There was a kind note from an alumna in Adrian, Michigan, who told me about the successful pecan sale she had hosted, netting several thousand dollars that she’d donated to her local battered women’s shelter under our chapter’s name. There was a letter from a man in New Hampshire who had read about what happened to us and, citing a statistical increase in violent crimes against women, suggested we speak to our local precinct about hosting a handgun training session for women. If they didn’t have the manpower, he was happy to provide his services. He had an army friend in Pensacola he’d been meaning to visit. Even to that derangement I would eventually reply, thanking him for the generous offer.
I came to the next piece of mail, showing a return address in Fort Lauderdale, directed to the care of Mrs. Pamela Armstrong. How odd, I thought. Armstrong was Brian’s last name. It was like a window into the impending future, and in a flash I saw the next ten years of my life with Brian, in a Florida kitchen, preparing an after-school snack for the kids who were coming through the door and calling out to me at that very moment.
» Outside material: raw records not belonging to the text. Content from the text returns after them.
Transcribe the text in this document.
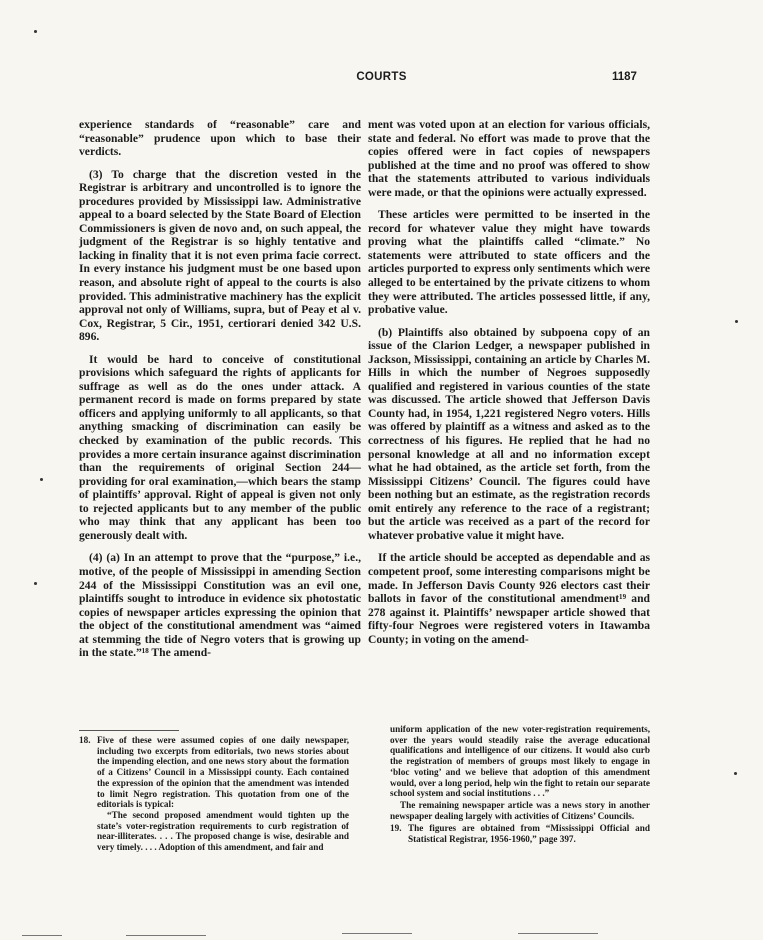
COURTS	1187

experience standards of “reasonable” care and “reasonable” prudence upon which to base their verdicts.

(3) To charge that the discretion vested in the Registrar is arbitrary and uncontrolled is to ignore the procedures provided by Mississippi law. Administrative appeal to a board selected by the State Board of Election Commissioners is given de novo and, on such appeal, the judgment of the Registrar is so highly tentative and lacking in finality that it is not even prima facie correct. In every instance his judgment must be one based upon reason, and absolute right of appeal to the courts is also provided. This administrative machinery has the explicit approval not only of Williams, supra, but of Peay et al v. Cox, Registrar, 5 Cir., 1951, certiorari denied 342 U.S. 896.

It would be hard to conceive of constitutional provisions which safeguard the rights of applicants for suffrage as well as do the ones under attack. A permanent record is made on forms prepared by state officers and applying uniformly to all applicants, so that anything smacking of discrimination can easily be checked by examination of the public records. This provides a more certain insurance against discrimination than the requirements of original Section 244—providing for oral examination,—which bears the stamp of plaintiffs’ approval. Right of appeal is given not only to rejected applicants but to any member of the public who may think that any applicant has been too generously dealt with.

(4) (a) In an attempt to prove that the “purpose,” i.e., motive, of the people of Mississippi in amending Section 244 of the Mississippi Constitution was an evil one, plaintiffs sought to introduce in evidence six photostatic copies of newspaper articles expressing the opinion that the object of the constitutional amendment was “aimed at stemming the tide of Negro voters that is growing up in the state.”¹⁸ The amend-

ment was voted upon at an election for various officials, state and federal. No effort was made to prove that the copies offered were in fact copies of newspapers published at the time and no proof was offered to show that the statements attributed to various individuals were made, or that the opinions were actually expressed.

These articles were permitted to be inserted in the record for whatever value they might have towards proving what the plaintiffs called “climate.” No statements were attributed to state officers and the articles purported to express only sentiments which were alleged to be entertained by the private citizens to whom they were attributed. The articles possessed little, if any, probative value.

(b) Plaintiffs also obtained by subpoena copy of an issue of the Clarion Ledger, a newspaper published in Jackson, Mississippi, containing an article by Charles M. Hills in which the number of Negroes supposedly qualified and registered in various counties of the state was discussed. The article showed that Jefferson Davis County had, in 1954, 1,221 registered Negro voters. Hills was offered by plaintiff as a witness and asked as to the correctness of his figures. He replied that he had no personal knowledge at all and no information except what he had obtained, as the article set forth, from the Mississippi Citizens’ Council. The figures could have been nothing but an estimate, as the registration records omit entirely any reference to the race of a registrant; but the article was received as a part of the record for whatever probative value it might have.

If the article should be accepted as dependable and as competent proof, some interesting comparisons might be made. In Jefferson Davis County 926 electors cast their ballots in favor of the constitutional amendment¹⁹ and 278 against it. Plaintiffs’ newspaper article showed that fifty-four Negroes were registered voters in Itawamba County; in voting on the amend-

18. Five of these were assumed copies of one daily newspaper, including two excerpts from editorials, two news stories about the impending election, and one news story about the formation of a Citizens’ Council in a Mississippi county. Each contained the expression of the opinion that the amendment was intended to limit Negro registration. This quotation from one of the editorials is typical:
“The second proposed amendment would tighten up the state’s voter-registration requirements to curb registration of near-illiterates. . . . The proposed change is wise, desirable and very timely. . . . Adoption of this amendment, and fair and
uniform application of the new voter-registration requirements, over the years would steadily raise the average educational qualifications and intelligence of our citizens. It would also curb the registration of members of groups most likely to engage in ‘bloc voting’ and we believe that adoption of this amendment would, over a long period, help win the fight to retain our separate school system and social institutions . . .”
The remaining newspaper article was a news story in another newspaper dealing largely with activities of Citizens’ Councils.
19. The figures are obtained from “Mississippi Official and Statistical Registrar, 1956-1960,” page 397.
“Hello?” came a tentative voice from the back of the house. My sisters had arrived.
“In the kitchen!” I hollered, slipping a butter knife under the gold-embossed seal and removing the typed letter on official government letterhead. “Dear Mrs. Armstrong,” it read. “We regret to inform you—”
“Smells good in here!”
“It’s freezing. Let’s get the heat on!”
“Look at this!” Whoever said that had discovered the snuggery of sleeping bags in the rec room.
The heat kicked on with a clang, and a Pavlovian sweat beaded my upper lip. I was still flushed from my hot shower, and the document in my hands had taken on the degree of tinder. The victims’ assistance committee had reviewed our claim and found us “ineligible for financial restitution due to a sexual relationship exclusion in the eligibility requirements, foreclosing recovery for claimants found to contribute to their own injuries.” They sent along their deepest sympathies for our terrible ordeal, but it was their elected duty to protect the program. The rules were the rules.